Littérature : Le Père Eric parle de la Peur…

Culture

La littérature béninoise s’est enrichie d’un nouvel ouvrage. Lumière sur les racines organiques des peurs au Bénin, cet essai du Père Arnaud Eric Aguenounon fait un décryptage de la nature des peurs au Bénin pour ensuite faire des approches de solutions.

Faire connaître les peurs de la société béninoise, les décrypter, aider à en étouffer les foyers pour renouer avec la vérité, la raison et la foi afin de parvenir à un développement total. C’est l’exercice de ce livre du père Arnaud Eric Aguénounon d’une centaine de pages disponible depuis ce vendredi dans les librairies. Placée sous le parrainage de l’ancien ministre de la justice, Abraham Zinzindohoué, la cérémonie de lancement s’est déroulée en trois grandes étapes : la présentation du l’ouvrage par l’écrivain-chroniqueur Constantin Amoussou, le débat puis la vente aux enchères.

Dans son discours de bienvenue, le représentant du directeur de l’ISBA, Simon Assogbakin s’est félicité de ce que l’Institut abrite ce lancement car servant ainsi à son premier objectif qui est d’être un lieu d’échanges scientifiques. En reconnaissant l’importance de la thématique abordée par l’auteur, il a émis le vœu de voir l’ouvrage contribuer à purifier la société de certaines peurs qui ne sont pas de nature à contribuer au développement.

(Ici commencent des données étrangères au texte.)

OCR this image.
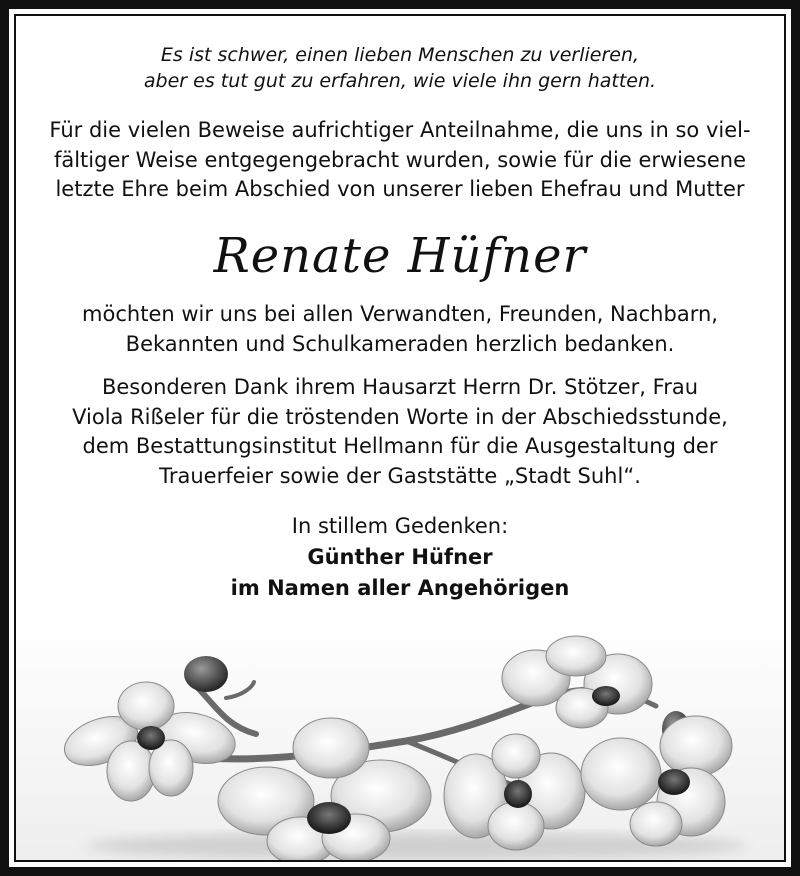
Es ist schwer, einen lieben Menschen zu verlieren,
aber es tut gut zu erfahren, wie viele ihn gern hatten.
Für die vielen Beweise aufrichtiger Anteilnahme, die uns in so viel-
fältiger Weise entgegengebracht wurden, sowie für die erwiesene
letzte Ehre beim Abschied von unserer lieben Ehefrau und Mutter
Renate Hüfner
möchten wir uns bei allen Verwandten, Freunden, Nachbarn,
Bekannten und Schulkameraden herzlich bedanken.
Besonderen Dank ihrem Hausarzt Herrn Dr. Stötzer, Frau
Viola Rißeler für die tröstenden Worte in der Abschiedsstunde,
dem Bestattungsinstitut Hellmann für die Ausgestaltung der
Trauerfeier sowie der Gaststätte „Stadt Suhl“.
In stillem Gedenken:
Günther Hüfner
im Namen aller Angehörigen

Constantin Amoussou dans sa présentation du livre explicite dans un premier temps les différents types de peur que l’auteur soulève dans l’ouvrage. Il s’agit des peurs naturelles et celles manipulatrices. Pour les premières, elles sont ressenties par tout le monde et jouent un rôle important dans la survie de l’individu. Par contre, il y en a que l’auteur met sous le sceau de la manipulation de la société pour induire un comportement particulier chez l’individu. Celles-ci peuvent être positives et constructives comme la peur du gendarme par exemple. Dans le même temps, d’autres déterminées comme pernicieuses brisent l’individu dans sa confiance en lui, dans les autres et même dans la société. Il ressort que la plupart des Béninois vivent au quotidien dans cette peur et qu’elle se retrouve dans toutes les sphères de la vie nationale. Ils cherchent en conséquence, et en permanence, des moyens pour se protéger de cette peur en recourant souvent aux savoirs endogènes, notamment le « bô » et le « glo » (gris-gris), le premier perçu comme "offensif" et le suivant qui est le "défensif". Selon le présentateur, l’auteur fait dans une autre partie la psychologie de la peur d’où il ressort que la vie dans l’angoisse permanente est la cause même de nombreux maux que connaissent les populations. Il s’agit, selon Constantin Amoussou, d’une sorte de « peur de la maladie » qui finalement entraine « la maladie de la peur ». Alors, l’auteur propose l’approche de la foi. Il invite les citoyens à rechercher la solution à leur peur dans la foi en Dieu. Car, il est évident qu’aujourd’hui tous les moyens pour combattre la peur se trouvent limiter quand ils se détachent de Dieu. Pour le père Arnaud Eric Aguénounon, seule une communion sincère et assidue avec Dieu et une solidarité agissante constituent la garantie pour renouer avec une vie sans peur de la souffrance, du mal. Une vision entièrement partagée par le père Raymond Goudjo intervenue lors des débats et qui pense que la peur n’a jamais rien construit ; elle n’a fait que détruire.

L’auteur profitant des questions posées par les participants lors des débats n’a pas manqué de récuser l’usage fétichiste des sacramentaux. Son invite à faire face à la peur à travers la fenêtre de la foi ne signifie par une instrumentalisation de Dieu ou de la foi pour se protéger.

Avant la séance de dédicace qui a mis fin à la cérémonie de lancement, il a eu une vente aux enchères à l’américaine du livre pour un total de 615 000 F CFA.